Recently, Çitamak et al.²³ applied the three NSS on a large dataset and found that the CROES nomogram was the best to predict both success and complications. They also proposed a genuine simple scoring system for prediction of outcomes of PNL in children: the stone-kidney size score. It depends on the number of stones and the relationship between stone burden and renal length. Their new score achieved reasonable performance in prediction of success but questionable ability to predict complications. This score categorizes patients into just three grades that cannot accommodate the whole spectrum of renal stone complexities. Moreover, it still needs further evaluation as it was derived from a retrospective dataset extending over 20 years and involving heterogeneous imaging methods, surgical techniques, and instrument sizes.

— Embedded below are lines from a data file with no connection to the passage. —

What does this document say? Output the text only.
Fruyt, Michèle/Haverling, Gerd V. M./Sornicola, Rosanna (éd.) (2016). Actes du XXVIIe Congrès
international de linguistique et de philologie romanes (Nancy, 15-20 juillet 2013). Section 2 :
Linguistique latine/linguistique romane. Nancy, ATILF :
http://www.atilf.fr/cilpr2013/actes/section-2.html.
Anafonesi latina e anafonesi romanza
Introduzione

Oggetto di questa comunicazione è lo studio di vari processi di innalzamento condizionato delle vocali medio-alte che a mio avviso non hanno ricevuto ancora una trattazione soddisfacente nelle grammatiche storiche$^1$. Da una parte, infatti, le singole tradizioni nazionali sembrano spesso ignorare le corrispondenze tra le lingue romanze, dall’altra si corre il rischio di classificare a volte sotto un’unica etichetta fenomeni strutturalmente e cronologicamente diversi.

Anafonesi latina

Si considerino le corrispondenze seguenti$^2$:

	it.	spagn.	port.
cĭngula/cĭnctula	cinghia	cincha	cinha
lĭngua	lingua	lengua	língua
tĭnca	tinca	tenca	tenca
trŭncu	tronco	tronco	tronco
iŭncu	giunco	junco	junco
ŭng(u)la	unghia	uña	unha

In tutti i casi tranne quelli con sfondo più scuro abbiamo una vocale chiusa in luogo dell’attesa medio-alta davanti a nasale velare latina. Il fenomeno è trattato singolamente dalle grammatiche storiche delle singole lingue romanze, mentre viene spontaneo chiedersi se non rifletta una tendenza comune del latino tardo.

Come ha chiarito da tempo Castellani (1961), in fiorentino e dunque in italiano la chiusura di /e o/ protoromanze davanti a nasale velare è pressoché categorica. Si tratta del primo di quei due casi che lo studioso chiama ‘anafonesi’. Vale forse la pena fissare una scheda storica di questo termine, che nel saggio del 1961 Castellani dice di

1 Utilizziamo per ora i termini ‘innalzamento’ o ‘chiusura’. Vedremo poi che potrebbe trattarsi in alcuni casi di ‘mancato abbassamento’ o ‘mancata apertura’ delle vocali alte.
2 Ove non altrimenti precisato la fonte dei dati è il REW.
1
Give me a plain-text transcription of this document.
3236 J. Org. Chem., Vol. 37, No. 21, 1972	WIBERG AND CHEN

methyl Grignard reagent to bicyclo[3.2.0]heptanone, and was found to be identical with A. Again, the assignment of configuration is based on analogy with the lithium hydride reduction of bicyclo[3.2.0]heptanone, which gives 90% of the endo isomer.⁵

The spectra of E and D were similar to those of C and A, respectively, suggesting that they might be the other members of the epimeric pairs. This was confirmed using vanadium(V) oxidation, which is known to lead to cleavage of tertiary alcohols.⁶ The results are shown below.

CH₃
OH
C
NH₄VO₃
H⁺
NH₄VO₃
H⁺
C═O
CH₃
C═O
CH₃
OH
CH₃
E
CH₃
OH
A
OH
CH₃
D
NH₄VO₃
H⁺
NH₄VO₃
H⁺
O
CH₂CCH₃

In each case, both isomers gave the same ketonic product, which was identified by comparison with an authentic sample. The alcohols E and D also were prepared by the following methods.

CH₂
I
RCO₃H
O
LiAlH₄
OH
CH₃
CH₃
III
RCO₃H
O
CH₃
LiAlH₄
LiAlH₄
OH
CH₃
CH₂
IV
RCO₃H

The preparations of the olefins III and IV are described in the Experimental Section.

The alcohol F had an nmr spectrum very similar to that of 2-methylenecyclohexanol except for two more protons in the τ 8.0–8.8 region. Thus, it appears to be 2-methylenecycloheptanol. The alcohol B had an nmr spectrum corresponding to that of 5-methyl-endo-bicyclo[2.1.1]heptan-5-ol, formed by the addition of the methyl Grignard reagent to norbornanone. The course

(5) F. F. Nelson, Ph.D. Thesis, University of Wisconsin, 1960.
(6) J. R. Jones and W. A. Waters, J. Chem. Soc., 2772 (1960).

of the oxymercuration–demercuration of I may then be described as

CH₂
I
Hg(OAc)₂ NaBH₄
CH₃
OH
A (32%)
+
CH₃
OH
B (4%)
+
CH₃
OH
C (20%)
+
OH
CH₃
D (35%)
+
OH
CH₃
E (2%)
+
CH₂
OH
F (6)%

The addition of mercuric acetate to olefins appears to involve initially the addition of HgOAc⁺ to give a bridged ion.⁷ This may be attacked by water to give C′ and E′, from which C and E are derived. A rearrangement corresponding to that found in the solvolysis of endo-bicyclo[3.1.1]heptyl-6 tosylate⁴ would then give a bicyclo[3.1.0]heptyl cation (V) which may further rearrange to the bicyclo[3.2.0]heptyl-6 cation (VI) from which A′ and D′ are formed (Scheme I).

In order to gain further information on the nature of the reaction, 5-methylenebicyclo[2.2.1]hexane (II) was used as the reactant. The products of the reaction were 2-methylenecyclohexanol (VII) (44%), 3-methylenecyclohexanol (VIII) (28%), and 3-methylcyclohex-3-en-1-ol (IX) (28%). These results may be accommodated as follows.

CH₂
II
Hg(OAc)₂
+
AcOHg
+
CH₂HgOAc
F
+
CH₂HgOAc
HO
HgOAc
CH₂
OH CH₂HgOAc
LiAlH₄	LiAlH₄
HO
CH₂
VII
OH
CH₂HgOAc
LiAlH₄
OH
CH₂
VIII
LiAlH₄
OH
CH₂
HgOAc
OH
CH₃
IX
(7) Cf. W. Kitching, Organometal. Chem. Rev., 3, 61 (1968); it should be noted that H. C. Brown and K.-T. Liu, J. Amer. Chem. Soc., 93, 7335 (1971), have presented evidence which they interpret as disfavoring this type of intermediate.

The development of GSS was based on a literature review, expert opinions, and a plan/do/study/act process.⁹ Oddly, it did not include a direct evaluation of stone burden in spite of its proven effect on the outcome of PNL.^24,25 Of the predictors involved in this score, stone multiplicity and presence of a staghorn stone were found to affect stone clearance in our study. Our cohort did not include any case with a caliceal diverticulum, spina bifida, or spinal injury, so these items were not evaluated. The GSS was unique to involve the abnormal renal anatomy among its predictors. However, many studies denied the effect of renal anatomical abnormalities on the outcome of PNL.^26,27 Moreover, the absence of concrete definitions for an abnormal renal anatomy and a partial staghorn stone threatens the reproducibility of the score, as mentioned by its creators.⁹

S.T.O.N.E. nephrolithometry contains five predictors that were determined after a systematic review of the literature and a retrospective pilot study.¹⁰ Two predictors were found to affect stone clearance in our study: stone burden and S.T.O.N.E. score for the number of calices involved, which also entails the presence of a staghorn stone. However, the indeterminate description of the method of counting the involved calices weakens its reliability.²⁸ The other three predictors are exclusive for this score and essentially did not show a significant effect on stone clearance even in the initial report of the score.¹⁰ Although there are some conflicting reports about the adverse effects of obesity and a long stone-to-skin distance on the outcome of PNL in adults,^25,29 it is of negligible importance in children due to the constantly short stone-to-skin distance.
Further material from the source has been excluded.